Roussos, who died on Sunday, was part of the progressive rock group Aphrodite’s Child but was best known for his solo hits, among them “Forever and Ever”, “Goodbye”, “Quand je t’aime” and “Happy to Be on an Island in the Sun”.
“Forever and Ever” was used in British director Mike Leigh’s 1977 television play Abigail’s Party and Roussos was also the subject of a British documentary The Roussos Phenomenon in 1976.
Aphrodite’s Child bandmate Vangelis, in a statement quoted by the BBC, said: “Demis my friend. I have just arrived in London and I’ve been told that you decide to take the long voyage, I’m shocked because I can’t believe that this happened so soon.
“Nature gave you this magic voice of yours which made millions of people around the world very happy.”
Roussos was born on June 15, 1946, and was raised in Alexandria, Egypt, by his Greek engineer father and his Egyptian mother of Italian heritage. The family moved to Greece during the Suez Crisis and Roussos started his singing career at the age of 17 with a band called The Idols, where he first met Vangelis.
In a 2001 interview to the Cyprus Mail, Roussos, then in his early 50s, had already acknowledged the effect time was having on him.

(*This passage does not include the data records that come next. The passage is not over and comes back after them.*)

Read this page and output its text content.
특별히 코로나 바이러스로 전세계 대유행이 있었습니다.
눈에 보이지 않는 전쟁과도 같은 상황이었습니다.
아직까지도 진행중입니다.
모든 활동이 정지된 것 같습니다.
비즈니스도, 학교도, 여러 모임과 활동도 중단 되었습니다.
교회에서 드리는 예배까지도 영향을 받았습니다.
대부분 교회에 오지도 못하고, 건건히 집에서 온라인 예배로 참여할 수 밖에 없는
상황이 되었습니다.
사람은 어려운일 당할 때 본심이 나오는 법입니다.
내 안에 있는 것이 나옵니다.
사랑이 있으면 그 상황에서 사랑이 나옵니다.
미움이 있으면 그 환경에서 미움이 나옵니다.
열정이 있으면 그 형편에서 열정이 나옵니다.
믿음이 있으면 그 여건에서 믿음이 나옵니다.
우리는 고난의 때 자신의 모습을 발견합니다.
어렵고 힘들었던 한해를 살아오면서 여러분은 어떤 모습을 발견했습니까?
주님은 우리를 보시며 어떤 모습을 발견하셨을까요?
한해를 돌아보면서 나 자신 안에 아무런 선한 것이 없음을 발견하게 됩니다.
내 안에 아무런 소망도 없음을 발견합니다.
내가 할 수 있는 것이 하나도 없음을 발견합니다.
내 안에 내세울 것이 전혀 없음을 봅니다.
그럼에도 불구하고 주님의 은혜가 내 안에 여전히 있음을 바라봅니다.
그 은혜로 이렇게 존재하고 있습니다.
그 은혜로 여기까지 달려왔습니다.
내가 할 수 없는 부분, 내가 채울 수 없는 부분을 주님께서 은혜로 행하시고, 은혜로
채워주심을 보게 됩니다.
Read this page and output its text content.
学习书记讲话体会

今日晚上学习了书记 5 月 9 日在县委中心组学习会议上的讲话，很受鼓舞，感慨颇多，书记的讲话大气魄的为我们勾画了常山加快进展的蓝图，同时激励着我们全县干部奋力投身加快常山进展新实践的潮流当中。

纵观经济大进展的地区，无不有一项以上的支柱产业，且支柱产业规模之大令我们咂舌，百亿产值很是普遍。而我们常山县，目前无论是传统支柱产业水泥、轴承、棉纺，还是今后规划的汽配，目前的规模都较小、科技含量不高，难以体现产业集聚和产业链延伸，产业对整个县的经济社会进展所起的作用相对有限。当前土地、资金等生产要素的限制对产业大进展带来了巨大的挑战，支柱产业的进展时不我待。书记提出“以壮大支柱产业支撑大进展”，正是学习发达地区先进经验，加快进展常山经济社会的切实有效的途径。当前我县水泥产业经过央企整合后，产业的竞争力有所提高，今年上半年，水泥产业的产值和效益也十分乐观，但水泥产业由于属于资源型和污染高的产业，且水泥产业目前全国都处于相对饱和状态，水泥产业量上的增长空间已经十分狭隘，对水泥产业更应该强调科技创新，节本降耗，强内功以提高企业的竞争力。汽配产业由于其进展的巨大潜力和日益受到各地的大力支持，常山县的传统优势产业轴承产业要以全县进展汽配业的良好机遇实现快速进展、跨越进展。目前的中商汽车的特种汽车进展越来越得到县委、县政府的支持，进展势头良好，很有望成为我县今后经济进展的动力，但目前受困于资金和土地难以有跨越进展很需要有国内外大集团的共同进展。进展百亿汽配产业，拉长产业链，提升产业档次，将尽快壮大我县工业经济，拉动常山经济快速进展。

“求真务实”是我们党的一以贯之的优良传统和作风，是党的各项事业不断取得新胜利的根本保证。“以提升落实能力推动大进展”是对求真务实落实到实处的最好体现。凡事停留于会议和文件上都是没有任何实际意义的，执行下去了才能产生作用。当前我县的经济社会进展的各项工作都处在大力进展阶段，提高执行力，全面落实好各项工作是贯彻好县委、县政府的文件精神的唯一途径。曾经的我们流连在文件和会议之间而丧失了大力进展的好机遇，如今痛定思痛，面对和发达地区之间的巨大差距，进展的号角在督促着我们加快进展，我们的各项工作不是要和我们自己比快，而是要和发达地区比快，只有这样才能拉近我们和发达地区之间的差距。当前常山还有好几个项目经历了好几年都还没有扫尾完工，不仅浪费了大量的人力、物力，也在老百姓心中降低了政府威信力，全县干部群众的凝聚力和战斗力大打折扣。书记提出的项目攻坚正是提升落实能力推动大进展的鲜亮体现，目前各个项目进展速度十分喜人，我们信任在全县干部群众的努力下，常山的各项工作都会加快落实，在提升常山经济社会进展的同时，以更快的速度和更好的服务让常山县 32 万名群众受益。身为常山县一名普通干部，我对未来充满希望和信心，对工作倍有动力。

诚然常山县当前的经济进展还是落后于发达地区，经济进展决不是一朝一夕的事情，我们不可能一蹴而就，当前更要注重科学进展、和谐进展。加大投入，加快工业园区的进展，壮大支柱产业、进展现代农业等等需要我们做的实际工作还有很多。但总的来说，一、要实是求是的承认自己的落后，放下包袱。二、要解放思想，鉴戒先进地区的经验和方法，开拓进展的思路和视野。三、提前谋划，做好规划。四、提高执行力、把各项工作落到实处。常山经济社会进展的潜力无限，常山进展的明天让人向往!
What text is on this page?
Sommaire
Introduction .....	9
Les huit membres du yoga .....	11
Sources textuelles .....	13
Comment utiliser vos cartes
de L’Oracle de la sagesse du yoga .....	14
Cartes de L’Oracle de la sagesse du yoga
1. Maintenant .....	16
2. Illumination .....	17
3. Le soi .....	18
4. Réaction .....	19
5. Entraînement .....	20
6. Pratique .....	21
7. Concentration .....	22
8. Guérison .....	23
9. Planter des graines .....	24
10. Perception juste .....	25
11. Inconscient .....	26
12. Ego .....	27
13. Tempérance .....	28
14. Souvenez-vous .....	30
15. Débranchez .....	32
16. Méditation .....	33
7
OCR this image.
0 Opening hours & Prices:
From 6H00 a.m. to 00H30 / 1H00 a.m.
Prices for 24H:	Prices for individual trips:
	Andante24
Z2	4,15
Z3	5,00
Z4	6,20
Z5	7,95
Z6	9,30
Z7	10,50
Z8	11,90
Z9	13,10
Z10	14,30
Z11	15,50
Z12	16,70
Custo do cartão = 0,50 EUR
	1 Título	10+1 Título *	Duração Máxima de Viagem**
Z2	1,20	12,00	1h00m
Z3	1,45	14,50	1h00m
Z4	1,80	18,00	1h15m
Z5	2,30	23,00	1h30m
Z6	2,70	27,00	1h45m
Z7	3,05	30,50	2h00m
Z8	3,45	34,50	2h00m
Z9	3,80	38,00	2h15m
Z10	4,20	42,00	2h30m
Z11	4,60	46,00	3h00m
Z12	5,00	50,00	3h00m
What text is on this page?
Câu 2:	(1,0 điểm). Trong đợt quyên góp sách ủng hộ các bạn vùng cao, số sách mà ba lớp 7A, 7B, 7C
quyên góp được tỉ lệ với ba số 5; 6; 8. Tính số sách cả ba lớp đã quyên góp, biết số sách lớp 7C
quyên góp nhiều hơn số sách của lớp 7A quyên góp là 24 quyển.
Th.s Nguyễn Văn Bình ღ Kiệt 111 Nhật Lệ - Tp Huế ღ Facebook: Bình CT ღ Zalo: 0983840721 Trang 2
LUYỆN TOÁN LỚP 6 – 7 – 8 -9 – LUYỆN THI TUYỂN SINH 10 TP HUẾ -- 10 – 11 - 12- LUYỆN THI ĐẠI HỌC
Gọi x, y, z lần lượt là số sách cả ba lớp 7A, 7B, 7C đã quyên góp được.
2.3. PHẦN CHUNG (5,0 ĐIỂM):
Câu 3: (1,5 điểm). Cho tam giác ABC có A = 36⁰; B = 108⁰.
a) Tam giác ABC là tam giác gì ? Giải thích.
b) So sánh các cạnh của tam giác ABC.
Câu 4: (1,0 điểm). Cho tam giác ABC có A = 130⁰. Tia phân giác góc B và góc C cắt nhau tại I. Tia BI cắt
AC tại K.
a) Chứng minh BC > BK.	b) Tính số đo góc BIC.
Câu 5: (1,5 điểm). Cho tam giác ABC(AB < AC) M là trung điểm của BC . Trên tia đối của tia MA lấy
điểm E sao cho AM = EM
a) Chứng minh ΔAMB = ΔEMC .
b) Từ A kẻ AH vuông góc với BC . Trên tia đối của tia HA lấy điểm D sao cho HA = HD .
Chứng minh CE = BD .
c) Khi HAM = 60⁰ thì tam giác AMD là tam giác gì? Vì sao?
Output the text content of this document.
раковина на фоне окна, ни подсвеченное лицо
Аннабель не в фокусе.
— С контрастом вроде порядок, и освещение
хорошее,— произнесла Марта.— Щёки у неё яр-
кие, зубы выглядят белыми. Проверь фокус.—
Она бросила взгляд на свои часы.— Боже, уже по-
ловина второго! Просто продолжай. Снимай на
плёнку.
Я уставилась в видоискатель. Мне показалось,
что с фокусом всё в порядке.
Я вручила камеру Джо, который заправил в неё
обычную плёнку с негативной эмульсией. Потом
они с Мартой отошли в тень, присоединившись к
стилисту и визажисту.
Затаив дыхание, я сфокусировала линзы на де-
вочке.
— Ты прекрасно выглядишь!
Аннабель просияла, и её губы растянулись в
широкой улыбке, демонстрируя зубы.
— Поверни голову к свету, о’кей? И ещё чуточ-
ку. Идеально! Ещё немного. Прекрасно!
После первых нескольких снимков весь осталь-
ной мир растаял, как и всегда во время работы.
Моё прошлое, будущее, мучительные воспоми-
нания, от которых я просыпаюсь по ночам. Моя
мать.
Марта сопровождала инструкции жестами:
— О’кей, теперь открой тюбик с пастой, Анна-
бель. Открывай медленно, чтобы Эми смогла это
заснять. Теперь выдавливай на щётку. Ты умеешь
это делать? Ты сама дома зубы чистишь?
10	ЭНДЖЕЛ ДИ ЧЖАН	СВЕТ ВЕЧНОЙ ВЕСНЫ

“My voice these days is more mature,” he said. “I don’t sing at the pitch that I used to sing, but nobody does”.
Recalling his childhood, the singer reflected on his life on the road, from persecution in Alexandria circa 1960 to Greece and then France, alternating between the home of his ancestors and his adopted country.
“I always wanted to go into the artistic field,” he said. “I always felt I was somebody who doesn’t really have specific roots anywhere, and I think my life afterwards proved to be so. I could go anywhere – come and live here, no problem. For me it’s not important where you are; the important thing is who you are with, and how you are”.
A believer in a higher purpose to life, Roussos cited Buddhism as his guiding philosophy.
“I believe you come here with a mission. We’re not just nothing, and I believe there is a continuation of the soul. The soul has a purpose. We do not just become [what we are], we do not do whatever we do by accident. There is a reason.”
But in an eerie sign-off to the interview, Roussos gave away his secret: that, as much as he believed in karma, he also felt that life was meant to be lived for the sake of it.
“If I died tomorrow morning,” he had smiled, “I’m not going to die stupid. I saw everything. I lived everything. I had everything”.